Friday, January 24, 2014

22, 23 - January

22, Wednesday.  As I type the word 'Wednesday' I shudder.  It started out good and ended with a visit to the toilet saint and offering up everything I had for a late lunch right before mutual.  It hadn't even bothered to digest itself!  I didn't go to mutual.  My count-down for not throwing up as back at 2 days.  And I was doing so good!  I had made the 17 day mark!

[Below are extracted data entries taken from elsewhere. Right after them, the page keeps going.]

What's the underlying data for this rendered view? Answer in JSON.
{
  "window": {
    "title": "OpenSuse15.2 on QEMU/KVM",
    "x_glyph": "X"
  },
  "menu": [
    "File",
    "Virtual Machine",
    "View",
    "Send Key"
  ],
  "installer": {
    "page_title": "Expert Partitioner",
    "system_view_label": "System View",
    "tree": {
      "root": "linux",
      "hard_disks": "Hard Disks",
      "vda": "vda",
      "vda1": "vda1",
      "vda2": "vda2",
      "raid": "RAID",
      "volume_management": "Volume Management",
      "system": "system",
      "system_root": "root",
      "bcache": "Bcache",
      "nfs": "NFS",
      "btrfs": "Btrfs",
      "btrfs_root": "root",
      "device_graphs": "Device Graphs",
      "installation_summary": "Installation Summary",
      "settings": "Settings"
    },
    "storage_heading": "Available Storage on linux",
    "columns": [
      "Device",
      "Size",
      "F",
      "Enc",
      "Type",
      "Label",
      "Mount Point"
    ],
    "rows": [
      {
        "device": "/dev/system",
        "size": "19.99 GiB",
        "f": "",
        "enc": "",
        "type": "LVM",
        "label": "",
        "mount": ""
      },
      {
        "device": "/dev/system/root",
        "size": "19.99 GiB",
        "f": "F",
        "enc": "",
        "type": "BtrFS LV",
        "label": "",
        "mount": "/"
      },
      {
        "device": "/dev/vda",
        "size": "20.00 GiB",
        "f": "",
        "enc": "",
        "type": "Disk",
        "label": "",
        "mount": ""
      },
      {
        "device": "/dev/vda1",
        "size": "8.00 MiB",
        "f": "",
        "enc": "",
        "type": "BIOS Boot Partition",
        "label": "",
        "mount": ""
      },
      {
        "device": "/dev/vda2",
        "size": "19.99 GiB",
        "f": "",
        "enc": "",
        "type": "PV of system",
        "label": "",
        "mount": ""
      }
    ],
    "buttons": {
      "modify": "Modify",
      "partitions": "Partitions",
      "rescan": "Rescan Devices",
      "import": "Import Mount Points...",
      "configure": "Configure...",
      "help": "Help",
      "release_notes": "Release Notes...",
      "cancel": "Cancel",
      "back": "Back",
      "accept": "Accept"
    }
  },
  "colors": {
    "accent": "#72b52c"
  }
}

My body disgusts me sometimes.  I know what it is about pregnancy that bothers me.  It's like I don't even know myself anymore.  My body turns into the havoking, puking mess and I don't want to be around people because that takes too much effort and I don't want to do much of anything because I have a constant turmoil going on in my intestines and apparently this week was the week for headaches because today is the first day all week I don't have one.  And by goodness I have been sure to drink my water and all that to rule out the headaches but those things are persistent.  And, of course, my body is healthy and 'normal' and the doctor never says anything is going wrong with any pee test or blood test that I take.  Everything is just peachy.  But I don't feel peachy.  I feel quite asparagusy.  Disgusting.  It's a nice thing to think about, that my body is just fine and growing babies is what it can do without totally medically freaking out.  I don't have to be on bed rest or eating certain foods to deal with gestational diabetes or anything.  Count your dang blessings!  But oh my goodness.

I feel like I go from one emotional roller coaster to the other.  The counselor revised my 'diagnosis' after meeting with me a few times.  First, I went to counseling because I was feeling depressed and all my signs were pointing toward that but I didn't want to do medication.  I knew something 'less deep' was wrong and just needed someone to help me figure things out.  So I get to the counselor and they label it as anxiety and then after a few  sessions it gets labeled as an adjustment disorder.  But the word disorder isn't used... I forget.  Anyways.  What started out as HUGE has been re-directed to something not so huge and I feel better and more like myself than I have in a long time, but at the same time, I don't.  Because I am pregnant and feeling cruddy messes with more than just my physical well-being.  It makes me anti-social and harder to relate to people because I really just don't care.  I don't care.  Everything that used to matter doesn't anymore and while it's nice to be so relaxed it's kind of annoying when paired with the fact that I don't want to be around people because I don't care enough to carry through with a conversation.

The almost worst part is that I had gotten ready for the day.  Actually put on a bra and jeans and makeup.  Did my hair and went out to visit one of the girls who is having as hard of time as I am with her puking and feeling cruddy.  I just want to take her and wrap her in a hug.  When I got there with Shirley, we were also doubling in a calendar meeting, Jaimie's best friend was there, spending the day with her.  I was so glad to see her I gave them both hugs.  That is something rare.  To have a friend who is just fine with sitting with you when you are so sick and no fun to be around.  And I just loved that they had each other.

So here I was, all ready for going to mutual and I vomit just as I should be walking out the door.  Steven had to go to mutual to announce a few things for the scouts and because he thinks he will be 'more in the know' if he goes on Wednesdays to talk with the leaders and all that.  I sent him with a couple of supplies for that night's craft project and Alaska and went to bed.

23.  Brittany came over to give me a baby shower invitation.  I was thrilled to have her and we talked and talked and talked.  It was so good to have an old friend my age to be with.  We decided to carpool together after she offered and then quickly followed up with, "I mean, if you want to.  If you wouldn't rather drive in by yourself."  Because that's how well she knows me and she knows that yes, I may just prefer to drive myself and would say yes to carpool to be nice.  But I really did and do want to carpool with her.  I just love being with her.  And I especially love that she gets it.

Alaska took a three and  half hour nap and I was able to get a nap in, as well.  The evening still drug on and Steven was at work until 9 pm.  I put her to bed at 7:30, complete with cleaning up toys and brushing teeth and stories.  And crawled into bed to wait.  I had a couple of requests for snacks and had to be awake to get them.  Something I have learned.  If your body wants something, you aren't going to sleep until you get it.  Especially if you know you can get it and it's on its way.  Even if it doesn't come through the door until 10:20.